The Old One had shrugged, spread those palms with the lines melted out of them, and seeing them I had wondered once again,
How?
“The spices decide. Some Mistresses are allowed to return to the island, learn and labor again. For some it is the end, crumbled charcoal, a last cry dangling in the air like a broken cobweb.”

I remembered all this as I watched my sister-Mistresses. One by one they walked into the fire, and when they reached its center they disappeared. Watching the empty air flicker where a moment earlier they had been, I was struck by a sorrow deeper than I had thought I could feel. Always I had kept my distance,
all these years on the island, knowing this day was to come. And yet when had they slipped into my heart, these girl-women glowing translucent, chaste as alabaster, the last ones in the world to know who I was, and how it felt to be that.

When it was my turn I closed my eyes. Was I afraid? I believed what the Old One had told us: “You will not burn you will not feel pain. You will wake in your new body as though it has been yours forever.” There had been no agony on the faces of my sisters before they vanished. Still it was a hard thing, to confront for the third time in my brief existence the extinguishing of all I knew life to be.

And so far. So far. I had not thought this before. Between the island and America, a galaxy of nights.
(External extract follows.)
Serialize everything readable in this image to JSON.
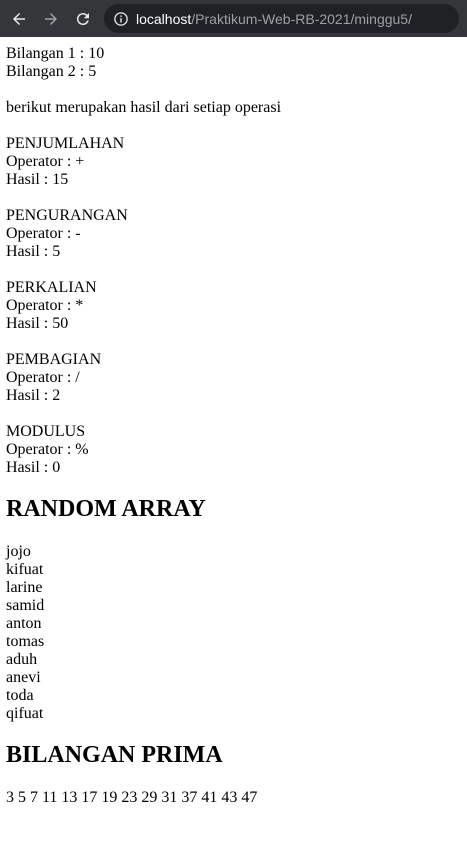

On my elbow, a touch like petals.

“Wait Tilo.”

Behind a veil of smoke, that shimmering in her eyes. Was it tears. And the stinging in my heart, what was that.

Almost I said it.
Mother take back the power. Let me stay here with you. What satisfaction can be greater than to serve the one I love
.

But the years and days, the moments that had pushed me to this place, inexorable, and made me who I was, would not let me.

“Tilo my daughter,” said the Old One, and by her face I knew she felt my struggle in her own heart, “most gifted most troublesome most loved, Tilo traveling to America eager as an arrow, I have here something for you.”

And from the folds of her clothing she removed it and placed it on my tongue, a slice of gingerroot, wild island
ada
to give my heart steadfastness, to keep me strong in my vows.

Hot prick of ginger, you were the last taste on my tongue
when I stepped into the heart of Shampati’s fire. Flametongues licked like a dream at my melting skin, flamefingers pushed down my eyelids.

And when I woke in America on a bed of ash, an age later or was it only a breath, the store already hardening its protective shell around me, the spices on their shelves meticulous and waiting, you were the first taste, ginger, gritty and golden in my throat.